Hazard

Gradient Descent December 11, 2016

For a long time I’ve wanted to be able to calculate trend lines for data sets, so I was consistently disappointed in school when professors avoided the actual computations of good parameters and turned the work over to a software package. Recently I had some data needing a trend line, so I took a stab at fitting it myself.

If you were to find a trend line manually by trial and error, you’d tinker with the slope and y-intercept, shifting values up and down while monitoring how well the resulting trend line matched the data. In more mathematical terms, you’d explore the space of all parameters trying to minimize the difference between the trend line and the data.

This process is a natural candidate for automation. We’ll use a technique mathematicians call “gradient descent” and the rest of us would call “running downhill”.

We’ll need three preliminaries: a data set, a function to parameterize, and a way to measure how well a trend line matches the data.

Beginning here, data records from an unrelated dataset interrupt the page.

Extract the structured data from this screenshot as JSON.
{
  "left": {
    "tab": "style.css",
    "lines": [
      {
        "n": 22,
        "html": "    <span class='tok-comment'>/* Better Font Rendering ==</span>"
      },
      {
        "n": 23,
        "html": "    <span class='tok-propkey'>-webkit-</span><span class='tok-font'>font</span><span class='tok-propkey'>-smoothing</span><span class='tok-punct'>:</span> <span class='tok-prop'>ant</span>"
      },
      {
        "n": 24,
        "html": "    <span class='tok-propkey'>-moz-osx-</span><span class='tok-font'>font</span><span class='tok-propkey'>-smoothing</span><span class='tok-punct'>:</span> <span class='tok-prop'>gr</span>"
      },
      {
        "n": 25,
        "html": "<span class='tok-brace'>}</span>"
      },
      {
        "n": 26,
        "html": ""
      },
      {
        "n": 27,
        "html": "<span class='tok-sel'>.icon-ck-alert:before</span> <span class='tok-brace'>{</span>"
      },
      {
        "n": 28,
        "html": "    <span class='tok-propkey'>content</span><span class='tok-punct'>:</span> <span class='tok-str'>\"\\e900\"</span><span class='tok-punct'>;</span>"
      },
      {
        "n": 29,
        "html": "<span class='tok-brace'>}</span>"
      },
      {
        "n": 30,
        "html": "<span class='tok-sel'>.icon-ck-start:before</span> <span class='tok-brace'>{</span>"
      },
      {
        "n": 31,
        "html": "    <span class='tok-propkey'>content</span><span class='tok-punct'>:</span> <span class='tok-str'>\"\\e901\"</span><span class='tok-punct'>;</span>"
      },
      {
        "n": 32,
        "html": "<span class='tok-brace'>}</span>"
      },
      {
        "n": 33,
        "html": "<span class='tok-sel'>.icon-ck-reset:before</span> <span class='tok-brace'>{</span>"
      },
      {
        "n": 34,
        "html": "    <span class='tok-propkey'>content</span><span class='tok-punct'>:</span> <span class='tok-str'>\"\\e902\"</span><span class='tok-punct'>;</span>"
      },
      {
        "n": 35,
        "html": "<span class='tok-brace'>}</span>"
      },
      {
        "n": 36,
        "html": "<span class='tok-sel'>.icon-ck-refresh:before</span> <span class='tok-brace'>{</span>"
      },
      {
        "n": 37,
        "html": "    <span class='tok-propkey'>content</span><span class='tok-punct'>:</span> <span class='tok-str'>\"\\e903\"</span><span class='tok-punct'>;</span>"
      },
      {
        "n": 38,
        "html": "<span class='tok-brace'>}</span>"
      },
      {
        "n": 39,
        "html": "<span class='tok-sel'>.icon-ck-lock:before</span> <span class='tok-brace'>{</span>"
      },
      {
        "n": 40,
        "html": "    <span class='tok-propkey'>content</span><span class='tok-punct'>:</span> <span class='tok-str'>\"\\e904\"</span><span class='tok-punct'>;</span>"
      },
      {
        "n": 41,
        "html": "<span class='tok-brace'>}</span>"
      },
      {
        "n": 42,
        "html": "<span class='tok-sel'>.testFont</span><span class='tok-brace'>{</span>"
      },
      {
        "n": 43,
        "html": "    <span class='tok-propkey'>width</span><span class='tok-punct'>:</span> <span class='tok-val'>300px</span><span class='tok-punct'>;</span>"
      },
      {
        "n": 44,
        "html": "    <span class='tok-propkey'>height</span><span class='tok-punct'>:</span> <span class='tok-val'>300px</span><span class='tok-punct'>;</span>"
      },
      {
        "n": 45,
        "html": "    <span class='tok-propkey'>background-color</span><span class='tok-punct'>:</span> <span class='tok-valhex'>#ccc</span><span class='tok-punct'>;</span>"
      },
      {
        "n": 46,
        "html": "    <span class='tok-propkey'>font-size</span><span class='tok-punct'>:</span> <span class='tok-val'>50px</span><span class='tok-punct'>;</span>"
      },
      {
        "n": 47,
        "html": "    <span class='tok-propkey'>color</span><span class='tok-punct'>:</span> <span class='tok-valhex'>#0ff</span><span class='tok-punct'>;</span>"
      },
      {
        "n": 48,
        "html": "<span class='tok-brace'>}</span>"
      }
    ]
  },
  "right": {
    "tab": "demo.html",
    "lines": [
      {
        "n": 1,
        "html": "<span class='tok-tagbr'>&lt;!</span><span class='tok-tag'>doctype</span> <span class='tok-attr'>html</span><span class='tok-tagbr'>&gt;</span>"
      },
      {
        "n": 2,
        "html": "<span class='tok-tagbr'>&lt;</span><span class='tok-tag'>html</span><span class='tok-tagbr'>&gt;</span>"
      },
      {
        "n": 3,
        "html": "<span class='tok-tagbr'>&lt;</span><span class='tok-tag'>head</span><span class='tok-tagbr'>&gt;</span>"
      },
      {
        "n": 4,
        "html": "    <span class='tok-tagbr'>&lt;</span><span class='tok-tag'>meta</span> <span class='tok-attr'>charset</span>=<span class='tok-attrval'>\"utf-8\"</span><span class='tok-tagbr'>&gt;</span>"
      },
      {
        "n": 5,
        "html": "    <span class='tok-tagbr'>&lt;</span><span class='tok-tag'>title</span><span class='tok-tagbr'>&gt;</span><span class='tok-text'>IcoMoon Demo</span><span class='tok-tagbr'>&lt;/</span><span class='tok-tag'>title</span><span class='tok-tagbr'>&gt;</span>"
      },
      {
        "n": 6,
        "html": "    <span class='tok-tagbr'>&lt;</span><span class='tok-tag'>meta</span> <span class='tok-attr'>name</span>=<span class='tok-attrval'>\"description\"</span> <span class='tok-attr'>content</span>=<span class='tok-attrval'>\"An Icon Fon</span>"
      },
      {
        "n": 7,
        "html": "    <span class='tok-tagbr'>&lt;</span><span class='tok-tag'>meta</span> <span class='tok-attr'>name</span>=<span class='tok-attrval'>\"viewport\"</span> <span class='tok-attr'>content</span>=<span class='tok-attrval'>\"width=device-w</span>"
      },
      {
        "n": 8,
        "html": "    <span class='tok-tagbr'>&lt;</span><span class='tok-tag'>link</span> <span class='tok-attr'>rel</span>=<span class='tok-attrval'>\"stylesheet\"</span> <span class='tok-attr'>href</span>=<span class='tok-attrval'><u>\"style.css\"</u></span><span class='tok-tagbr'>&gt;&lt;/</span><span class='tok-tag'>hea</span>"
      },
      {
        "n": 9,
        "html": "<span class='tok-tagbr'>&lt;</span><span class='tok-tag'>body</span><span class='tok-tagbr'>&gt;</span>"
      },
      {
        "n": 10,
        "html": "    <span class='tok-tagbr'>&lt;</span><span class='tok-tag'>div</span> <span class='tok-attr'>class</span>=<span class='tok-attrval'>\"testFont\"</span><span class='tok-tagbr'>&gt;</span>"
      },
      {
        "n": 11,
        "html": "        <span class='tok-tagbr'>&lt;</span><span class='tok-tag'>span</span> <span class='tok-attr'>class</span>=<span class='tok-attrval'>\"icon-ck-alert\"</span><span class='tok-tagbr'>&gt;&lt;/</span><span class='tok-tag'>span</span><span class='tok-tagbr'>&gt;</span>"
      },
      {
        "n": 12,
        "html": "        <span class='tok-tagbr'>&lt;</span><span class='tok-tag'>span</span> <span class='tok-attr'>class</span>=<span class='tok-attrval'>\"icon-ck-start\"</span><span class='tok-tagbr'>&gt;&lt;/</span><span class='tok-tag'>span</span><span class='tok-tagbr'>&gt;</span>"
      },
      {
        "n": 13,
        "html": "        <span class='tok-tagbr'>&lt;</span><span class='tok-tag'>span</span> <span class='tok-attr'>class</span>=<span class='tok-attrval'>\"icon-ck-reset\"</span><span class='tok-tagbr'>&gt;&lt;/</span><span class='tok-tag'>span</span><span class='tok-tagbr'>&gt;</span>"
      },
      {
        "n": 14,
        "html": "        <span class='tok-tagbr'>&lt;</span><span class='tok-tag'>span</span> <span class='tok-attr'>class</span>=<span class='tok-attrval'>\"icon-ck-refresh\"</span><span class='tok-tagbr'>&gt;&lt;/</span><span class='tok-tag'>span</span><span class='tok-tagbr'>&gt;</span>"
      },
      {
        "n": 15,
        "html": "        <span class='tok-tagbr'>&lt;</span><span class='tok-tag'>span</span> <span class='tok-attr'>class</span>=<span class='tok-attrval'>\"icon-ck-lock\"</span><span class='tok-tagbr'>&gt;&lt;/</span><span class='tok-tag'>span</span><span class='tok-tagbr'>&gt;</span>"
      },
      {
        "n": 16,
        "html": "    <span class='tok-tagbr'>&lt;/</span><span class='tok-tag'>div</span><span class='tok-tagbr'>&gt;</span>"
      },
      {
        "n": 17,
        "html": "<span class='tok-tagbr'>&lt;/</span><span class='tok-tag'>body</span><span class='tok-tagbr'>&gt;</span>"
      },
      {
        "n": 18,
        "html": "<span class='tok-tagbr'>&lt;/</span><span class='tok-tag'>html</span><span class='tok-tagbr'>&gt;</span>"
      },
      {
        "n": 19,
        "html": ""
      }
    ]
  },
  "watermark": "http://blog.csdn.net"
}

Here’s a made-up data set:


(def data [[1955 200] [1960 277] [1963 250] [1968 302] [1975 388] [1980 412] [1984 451]
           [1990 448] [1996 490] [2000 480] [2008 612] [2011 618] [2013 598] [2016 648]])

(show data)

We’re only going to work with trend lines in this post, which have two parameters: a slope and a y-intercept. We’ll create a function that takes these two parameters and returns a linear function of its argument.


(defn linear [intercept slope]
  #(+ intercept (* slope %)))

A common way to measure how well a trend line fits some data is the mean squared error. It not only totals the difference between each data point and what the trend line predicts it should be, but also squares each difference so the resulting surface is differentiable at each point. This will be important, as gradients are just multi-dimensional derivatives.

Here’s the definition:


(defn mean-squared-error [f data]
  (/ (transduce
       (map (fn [[x y]]
             (js/Math.pow (- (f x) y) 2)))
       + data)
     (count data)))

We want to find the lowest possible values for this function given our data. If you imagine this function as representing a surface over our two-dimensional parameter space, we’re looking for the bowls where lakes would form. At the bottom of such a bowl, nudging the parameters in any direction increases the error.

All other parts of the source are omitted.